Typing Project name to Confirm and Select Yes

Best Practices for Migrating Changes in Projects (export/import)¶

Plan ahead for version upgrades — Export/import only works between workspaces on the same major version. Plan upgrades accordingly.

Communicate with other developers — Coordinate before running export/import to avoid migrating unfinished changes.

Back up the target project first — Export the target project before importing. Use GitHub for branch-based backups; see Managing Projects with GitHub.

Pre-create workspace-wide objects in the target (cross-workspace imports only) — Connections, compute/process configurations, and schedules must exist in the target before importing, or the import will error.

Use GitHub to validate configuration changes — Compare YAML files between exports to review what changed.
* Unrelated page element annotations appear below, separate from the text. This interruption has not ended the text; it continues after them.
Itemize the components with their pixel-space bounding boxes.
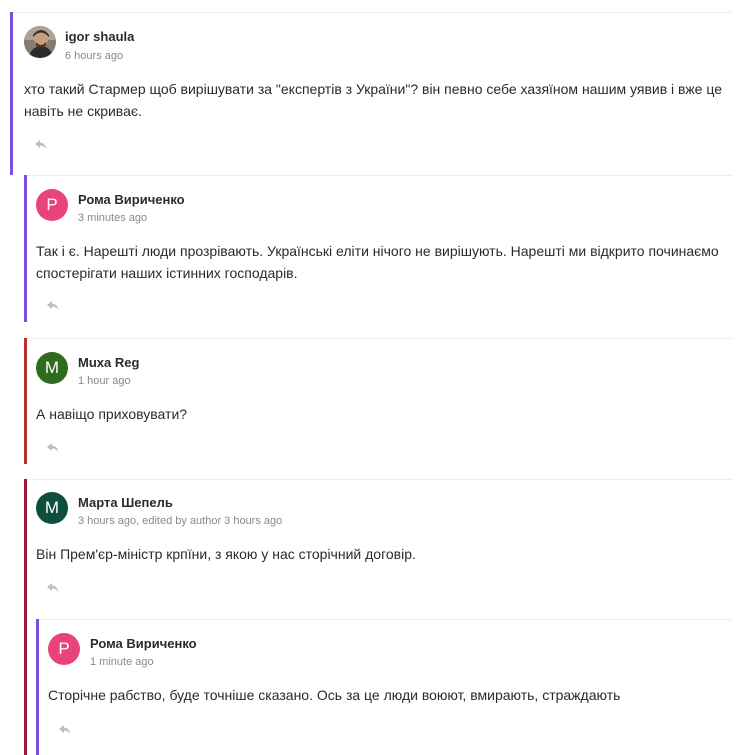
avatar[interactable]: M	[36, 352, 68, 384]
comment-timestamp[interactable]: 3 minutes ago	[78, 212, 147, 224]
avatar[interactable]: M	[36, 492, 68, 524]
avatar[interactable]	[24, 26, 56, 58]
comment-text: А навіщо приховувати?	[36, 406, 188, 422]
divider	[10, 12, 733, 13]
comment-author[interactable]: Рома Вириченко	[90, 636, 197, 651]
reply-icon[interactable]	[46, 299, 60, 311]
avatar[interactable]: P	[48, 633, 80, 665]
thread-accent-bar	[24, 479, 27, 755]
comment-timestamp[interactable]: 1 minute ago	[90, 656, 154, 668]
comment-author[interactable]: Muxa Reg	[78, 355, 139, 370]
reply-icon[interactable]	[46, 441, 60, 453]
reply-icon[interactable]	[58, 723, 72, 735]
thread-accent-bar	[10, 12, 13, 175]
comment: igor shaula 6 hours ago хто такий Старме…	[10, 12, 733, 175]
comment: P Рома Вириченко 3 minutes ago Так і є. …	[24, 175, 733, 322]
divider	[36, 619, 733, 620]
reply-icon[interactable]	[46, 581, 60, 593]
comment-author[interactable]: Рома Вириченко	[78, 192, 185, 207]
comment-text: хто такий Стармер щоб вирішувати за "екс…	[24, 81, 723, 119]
reply-icon[interactable]	[34, 138, 48, 150]
divider	[24, 479, 733, 480]
comment-text: Так і є. Нарешті люди прозрівають. Украї…	[36, 243, 719, 281]
divider	[24, 338, 733, 339]
comment: M Muxa Reg 1 hour ago А навіщо приховува…	[24, 338, 733, 464]
comment-text: Він Прем'єр-міністр крпїни, з якою у нас…	[36, 546, 416, 562]
comment-author[interactable]: igor shaula	[65, 29, 134, 44]
comment: P Рома Вириченко 1 minute ago Сторічне р…	[36, 619, 733, 755]
comment-author[interactable]: Марта Шепель	[78, 495, 173, 510]
comment-timestamp[interactable]: 1 hour ago	[78, 375, 131, 387]
avatar[interactable]: P	[36, 189, 68, 221]
comment-timestamp[interactable]: 3 hours ago, edited by author 3 hours ag…	[78, 515, 282, 527]
thread-accent-bar	[24, 338, 27, 464]
comment-timestamp[interactable]: 6 hours ago	[65, 50, 123, 62]
thread-accent-bar	[24, 175, 27, 322]
comment-text: Сторічне рабство, буде точніше сказано. …	[48, 687, 621, 703]
thread-accent-bar	[36, 619, 39, 755]
divider	[24, 175, 733, 176]
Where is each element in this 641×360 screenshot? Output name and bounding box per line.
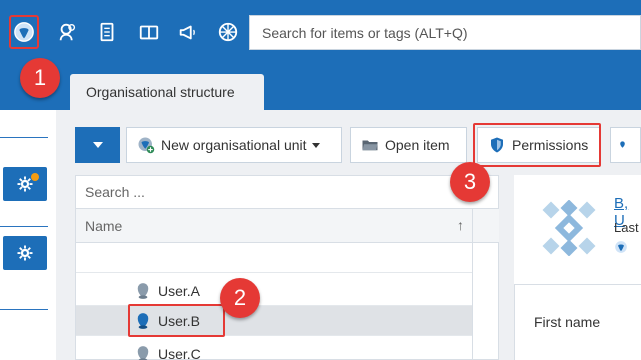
- divider: [0, 226, 48, 227]
- notification-dot: [31, 173, 39, 181]
- gear-icon: [17, 245, 33, 261]
- open-item-label: Open item: [385, 137, 450, 153]
- settings-button[interactable]: [3, 167, 47, 201]
- book-icon[interactable]: [134, 15, 164, 49]
- caret-down-icon: [311, 142, 320, 148]
- column-name-label: Name: [85, 217, 123, 234]
- new-organisational-unit-label: New organisational unit: [161, 137, 307, 153]
- tab-organisational-structure[interactable]: Organisational structure: [70, 74, 264, 110]
- view-dropdown-button[interactable]: [75, 127, 120, 163]
- avatar: [541, 200, 597, 256]
- list-item-user-c[interactable]: User.C: [76, 339, 472, 360]
- chevron-down-icon: [92, 142, 103, 148]
- user-icon: [137, 282, 149, 299]
- user-icon: [620, 141, 625, 148]
- global-search-input[interactable]: Search for items or tags (ALT+Q): [249, 15, 641, 50]
- sort-arrow-icon[interactable]: ↑: [457, 217, 464, 233]
- first-name-label: First name: [534, 314, 601, 330]
- org-structure-icon: [615, 241, 627, 253]
- megaphone-icon[interactable]: [173, 15, 203, 49]
- divider: [0, 309, 48, 310]
- callout-3: 3: [450, 162, 490, 202]
- tab-label: Organisational structure: [86, 84, 235, 100]
- open-item-button[interactable]: Open item: [350, 127, 467, 163]
- global-search-placeholder: Search for items or tags (ALT+Q): [262, 24, 468, 41]
- users-icon[interactable]: [53, 15, 83, 49]
- new-organisational-unit-button[interactable]: New organisational unit: [126, 127, 342, 163]
- divider: [0, 137, 48, 138]
- org-unit-add-icon: [138, 137, 155, 154]
- more-toolbar-button[interactable]: [610, 127, 641, 163]
- list-item[interactable]: [76, 243, 472, 273]
- user-b-highlight: [128, 304, 225, 337]
- permissions-highlight: [473, 123, 601, 167]
- detail-subtitle: Last: [614, 220, 639, 235]
- org-structure-icon[interactable]: [9, 15, 39, 49]
- document-icon[interactable]: [92, 15, 122, 49]
- list-item-label: User.C: [158, 345, 201, 360]
- list-search-placeholder: Search ...: [85, 184, 145, 200]
- folder-open-icon: [362, 140, 378, 151]
- list-column-header[interactable]: Name ↑: [76, 209, 499, 243]
- callout-1: 1: [20, 58, 60, 98]
- snowflake-icon[interactable]: [213, 15, 243, 49]
- list-search-input[interactable]: Search ...: [76, 176, 499, 209]
- list-item-label: User.A: [158, 282, 201, 299]
- settings-button[interactable]: [3, 236, 47, 270]
- top-navigation-bar: Search for items or tags (ALT+Q): [0, 0, 641, 68]
- list-item-user-a[interactable]: User.A: [76, 276, 472, 306]
- column-divider: [472, 209, 473, 360]
- user-icon: [137, 345, 149, 360]
- callout-2: 2: [220, 278, 260, 318]
- left-panel: [0, 110, 56, 360]
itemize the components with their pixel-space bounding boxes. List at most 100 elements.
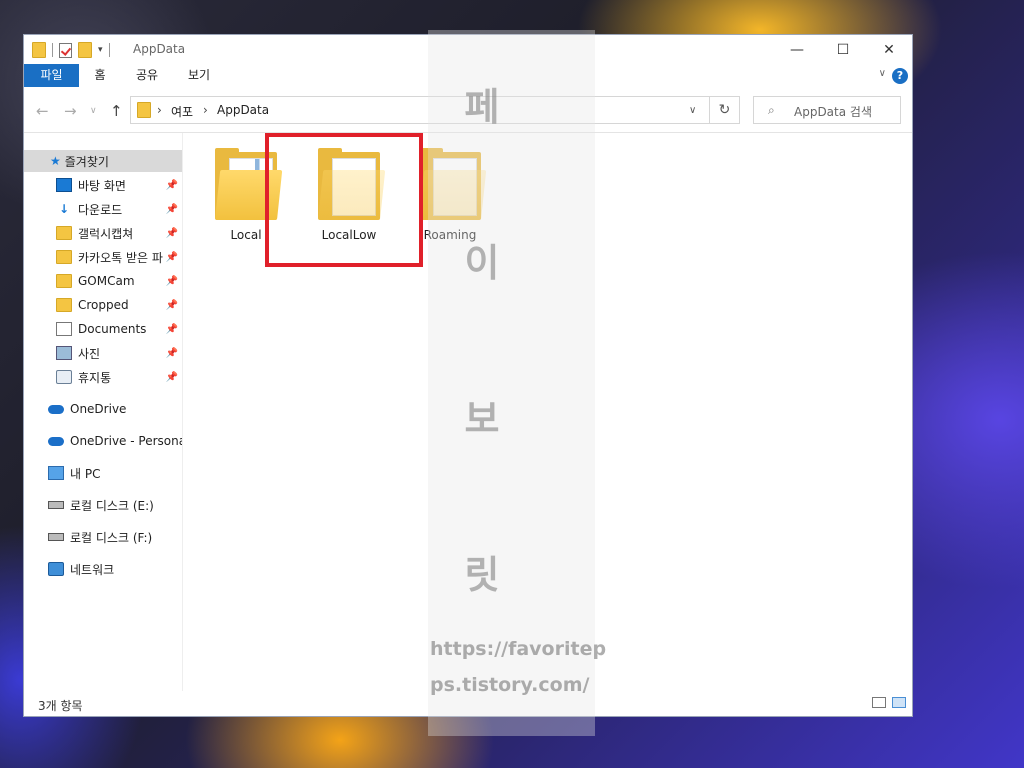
watermark-char: 이	[464, 241, 500, 285]
nav-label: 즐겨찾기	[64, 154, 109, 169]
quick-access-toolbar: ▾	[32, 41, 110, 59]
cloud-icon	[48, 404, 64, 414]
customize-toolbar-icon[interactable]: ▾	[98, 45, 103, 55]
watermark-url: ps.tistory.com/	[430, 674, 590, 696]
nav-this-pc[interactable]: 내 PC	[24, 462, 182, 484]
watermark-panel	[428, 30, 595, 736]
expand-ribbon-icon[interactable]: ∨	[879, 68, 886, 79]
tab-file[interactable]: 파일	[24, 64, 79, 87]
search-placeholder: AppData 검색	[794, 105, 872, 119]
pc-icon	[48, 466, 64, 480]
nav-label: 휴지통	[78, 370, 112, 385]
nav-onedrive[interactable]: OneDrive	[24, 398, 182, 420]
watermark-char: 릿	[464, 553, 500, 597]
search-box[interactable]: ⌕ AppData 검색	[753, 96, 901, 124]
nav-galaxy-capture[interactable]: 갤럭시캡쳐 📌	[24, 222, 182, 244]
nav-network[interactable]: 네트워크	[24, 558, 182, 580]
pin-icon: 📌	[165, 323, 178, 335]
nav-label: 갤럭시캡쳐	[78, 226, 134, 241]
tab-view[interactable]: 보기	[182, 64, 216, 87]
folder-icon	[56, 250, 72, 264]
nav-label: 바탕 화면	[78, 178, 126, 193]
refresh-icon[interactable]: ↻	[710, 96, 740, 124]
highlight-box	[265, 133, 423, 267]
nav-quick-access[interactable]: ★ 즐겨찾기	[24, 150, 182, 172]
navigation-pane: ★ 즐겨찾기 바탕 화면 📌 ↓ 다운로드 📌 갤럭시캡쳐 📌 카카오톡 받은 …	[24, 133, 183, 691]
nav-cropped[interactable]: Cropped 📌	[24, 294, 182, 316]
tab-share[interactable]: 공유	[130, 64, 164, 87]
nav-label: Cropped	[78, 298, 129, 312]
drive-icon	[48, 533, 64, 541]
close-button[interactable]: ✕	[866, 35, 912, 64]
network-icon	[48, 562, 64, 576]
download-arrow-icon: ↓	[58, 202, 70, 216]
pin-icon: 📌	[165, 299, 178, 311]
drive-icon	[48, 501, 64, 509]
nav-label: Documents	[78, 322, 147, 336]
pin-icon: 📌	[165, 347, 178, 359]
watermark-url: https://favoritep	[430, 638, 607, 660]
nav-label: 로컬 디스크 (F:)	[70, 530, 153, 545]
properties-icon[interactable]	[59, 42, 72, 58]
document-icon	[56, 322, 72, 336]
toolbar-divider	[52, 43, 53, 57]
view-toggle	[872, 697, 906, 708]
maximize-button[interactable]: ☐	[820, 35, 866, 64]
recycle-bin-icon	[56, 370, 72, 384]
nav-label: 사진	[78, 346, 101, 361]
folder-icon	[56, 298, 72, 312]
breadcrumb-separator: ›	[157, 103, 162, 117]
nav-label: 내 PC	[70, 466, 101, 481]
back-arrow-icon[interactable]: ←	[36, 102, 49, 120]
folder-icon[interactable]	[32, 42, 46, 58]
nav-label: 카카오톡 받은 파	[78, 250, 163, 265]
folder-icon	[56, 274, 72, 288]
toolbar-divider	[108, 43, 110, 57]
address-bar[interactable]: › 여포 › AppData ∨	[130, 96, 710, 124]
nav-drive-e[interactable]: 로컬 디스크 (E:)	[24, 494, 182, 516]
nav-desktop[interactable]: 바탕 화면 📌	[24, 174, 182, 196]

See Managing Projects with GitHub.

Keep a copy of the imported zip folder — Retain the zip for troubleshooting if unexpected behavior occurs after import.

Migrate data platform objects manually (cross-workspace imports only) — Custom notebooks are not migrated by DataForge; copy or recreate them in the target workspace.

Check the Imports tab — After importing, check the Imports tab for status. Click the Logs icon on failed imports to view the error.

Validate the target project — Scan updated sources and outputs to confirm changes landed correctly.

Contact DataForge Support if needed — Import log errors point to the blocking configuration. If stuck, submit a support request.